Wolter reiterates most of the same points he’s been making for years now, particularly in terms of conspiracies surrounding the Templars venturing to America. He endorsed the claim that Henry I Sinclair, Earl of Orkney traveled to America in 1398, which he cites to “the legend,” still ignorant after all these years that the “legend” wasn’t developed until the 1800s, and that the only ancient text on which it is based, the Zeno Narrative, mentions neither Sinclair nor 1398 nor America. “Most people,” he adds, believe that Sinclair brought “the bloodline” (of Jesus) to America. Most of whom? His fellow conspiracy theorists?
He adds that the Templar-Sinclair-Jesus clan had a Gnostic Egyptian religion, and he seems to be conflating the Templars with the Cathars. He adds that he believes that the idol Baphomet allegedly worshiped by Templars was really John the Baptist, whom he identifies as a “past master” of the Templar cult.

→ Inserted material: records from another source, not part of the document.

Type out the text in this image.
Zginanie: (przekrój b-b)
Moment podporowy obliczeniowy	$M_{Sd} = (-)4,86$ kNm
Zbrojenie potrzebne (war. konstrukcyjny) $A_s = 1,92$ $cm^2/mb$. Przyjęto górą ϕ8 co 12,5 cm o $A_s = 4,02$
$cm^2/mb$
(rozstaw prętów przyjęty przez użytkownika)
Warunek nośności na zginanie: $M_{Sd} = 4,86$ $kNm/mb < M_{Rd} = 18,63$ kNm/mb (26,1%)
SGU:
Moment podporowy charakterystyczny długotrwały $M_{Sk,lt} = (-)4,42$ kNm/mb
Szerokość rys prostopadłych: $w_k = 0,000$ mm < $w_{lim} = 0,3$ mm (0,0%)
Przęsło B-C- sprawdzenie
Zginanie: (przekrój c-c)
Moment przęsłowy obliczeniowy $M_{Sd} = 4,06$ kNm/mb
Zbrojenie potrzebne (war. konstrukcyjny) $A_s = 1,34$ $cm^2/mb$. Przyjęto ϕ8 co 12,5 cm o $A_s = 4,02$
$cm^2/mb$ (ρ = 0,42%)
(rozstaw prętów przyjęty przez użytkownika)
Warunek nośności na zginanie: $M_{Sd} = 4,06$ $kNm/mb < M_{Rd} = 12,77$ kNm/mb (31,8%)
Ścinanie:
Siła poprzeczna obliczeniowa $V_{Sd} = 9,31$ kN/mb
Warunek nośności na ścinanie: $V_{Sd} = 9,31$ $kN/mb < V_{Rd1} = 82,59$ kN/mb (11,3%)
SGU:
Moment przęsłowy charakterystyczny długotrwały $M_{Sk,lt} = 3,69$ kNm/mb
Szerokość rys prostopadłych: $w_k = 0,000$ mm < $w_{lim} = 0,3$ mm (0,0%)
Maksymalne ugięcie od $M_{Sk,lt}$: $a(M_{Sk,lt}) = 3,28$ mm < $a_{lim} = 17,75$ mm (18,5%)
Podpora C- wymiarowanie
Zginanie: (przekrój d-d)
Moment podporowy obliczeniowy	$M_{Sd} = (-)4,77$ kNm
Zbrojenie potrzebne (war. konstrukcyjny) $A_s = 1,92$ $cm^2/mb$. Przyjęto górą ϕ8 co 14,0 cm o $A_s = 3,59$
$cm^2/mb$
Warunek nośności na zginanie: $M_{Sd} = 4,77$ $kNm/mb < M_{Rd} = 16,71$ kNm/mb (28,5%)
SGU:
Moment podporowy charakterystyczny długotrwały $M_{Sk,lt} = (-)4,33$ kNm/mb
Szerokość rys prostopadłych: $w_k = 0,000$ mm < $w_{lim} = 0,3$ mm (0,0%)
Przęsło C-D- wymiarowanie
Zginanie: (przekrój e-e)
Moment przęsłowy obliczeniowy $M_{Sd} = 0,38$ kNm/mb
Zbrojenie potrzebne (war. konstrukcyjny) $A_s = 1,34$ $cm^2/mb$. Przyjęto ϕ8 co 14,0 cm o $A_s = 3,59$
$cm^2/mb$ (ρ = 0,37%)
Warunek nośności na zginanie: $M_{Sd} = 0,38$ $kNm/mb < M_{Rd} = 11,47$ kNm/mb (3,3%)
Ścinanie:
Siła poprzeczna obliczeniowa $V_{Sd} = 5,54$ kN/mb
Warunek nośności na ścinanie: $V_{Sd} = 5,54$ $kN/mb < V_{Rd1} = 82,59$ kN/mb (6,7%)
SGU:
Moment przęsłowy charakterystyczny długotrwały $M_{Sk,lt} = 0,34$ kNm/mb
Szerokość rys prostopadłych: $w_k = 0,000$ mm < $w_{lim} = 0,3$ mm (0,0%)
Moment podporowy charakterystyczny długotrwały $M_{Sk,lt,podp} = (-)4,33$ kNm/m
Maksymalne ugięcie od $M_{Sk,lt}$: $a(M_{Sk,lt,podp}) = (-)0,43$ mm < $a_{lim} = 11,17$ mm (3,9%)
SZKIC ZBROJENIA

Following this, the hosts move on to Wolter’s failed History channel show, Pirate Treasure of the Knights Templar, and Wolter admits that he originally was asked only to do a brief stint as an “expert” talking head, but producers completely rewrote and redefined the show around Wolter after the producer fell under Wolter’s sway and bought into his conspiracies entirely. Thus, Wolter ended up with the majority of the show, and he also admits that the show’s timeline was false, with scenes edited and moved in time to create a story that placed Wolter at the beginning of events rather than coming into them in the middle. Or, if we read it another way, the show couldn’t come up with a storyline worth spending History’s money on from Barry Clifford alone, and they turned to fringe history to justify the expenditure and turn a boring dive into a series.
Most of the rest of the discussion of the show simply restates claims from the program, and it is noteworthy that Wolter fails to correct the show hosts when they identify the lead ingot brought up by Barry Clifford as “silver,” as the show had claimed. A UNESCO report indicated that the ingot was not silver but lead, though Wolter, who never examined the artifact, does not endorse the findings.
He then goes on to the question of the descendants of Jesus and Mary Magdalene. He asserts that “sources” (he doesn’t say which—and can’t since there are no ancient sources in this regard) claim the couple had four children, and he says that each of them had multiple children, and “it adds up pretty quick,” as many as “millions” of people today. Indeed, this is true to the point that today it would be utterly irrelevant, a mere trickle in anyone’s genetic heritage, meaning that any given living person today is as closely related to Jesus as I am to the Roman emperors. But Wolter doesn’t understand genetics or geometric sequences, so he assumes that the Knights Templar are special in being Jesus-spawn. This would only have relevance under two conditions, either (a) inbreeding to keep the bloodline “pure” and reduce the number of descendants or (b) primogeniture (or a similar system) where specific descendants are considered culturally (though, obviously, not genetically) more important than others.
Wolter asserts that the “triple tau” Freemasonic symbol discussed on Pirate Treasure is connected to the Greek monogram of Jesus, IHS, originally IH, which he says looks like the Freemasonic symbol. He believes that the tau actually symbolizes the Nilometer used to measure the Nile’s height to predict the annual flood. A Nilometer is T-shaped, so Wolter connects it to the tau, the ankh, and the cross.
Later, Wolter predicted the coming of a world where all humanity will live under one world government with increasingly restricted freedoms. He predicts a global currency, global food distribution, and centrally controlled communications. He sees Illuminati conspiracies as a misunderstood reflection of plans for this coming world government. He feels that this is a bad thing, and that he would prefer strict population control measures to help preserve the environment. He blames religion for overpopulation, particularly due to the encouragement of procreation and opposition to abortion and contraception.
As we move toward the end of the show, he still refuses to understand that the Columbus-first paradigm belonged to Washington Irving in the early 1800s and that scholars have recognized that the Vikings reached the New World first since the 1830s, and have had conclusive proof since the 1960s. He did concede, though, that “they” (the academics, presumably) don’t “harp” on Columbus being first anymore. Nevertheless, he believes that the ancients knew all about the Americas, a claim that goes back to the Spanish writers immediately after Columbus and has never been proved with a single map or text.
The interview returns to more 9/11 conspiracy questions, and Wolter tries to counter the host’s 9/11 Truther arguments about jet fuel and concrete. He does, however, explain that he has “disdain” for George W. Bush and Dick Cheney, believes they should be tried for war crimes, and does not trust their official explanation of events on account of their duplicitousness.
Wolter finishes by lamenting that cable television’s overall ratings are down (he wrongly says industry ratings fell 40% year over year; he seems to be referring to A&E’s 36% summertime decline, part of a trend of declines between 14 and 36% at the top cable channels in July), and that as a result America Unearthed may not have a future now that ratings have fallen and H2 is gone. Wolter says he has future projects, but he can’t share what they are other than the “pretty important paper” he “published on my blog site,” i.e. his post on the so-called Jesus Ossuary.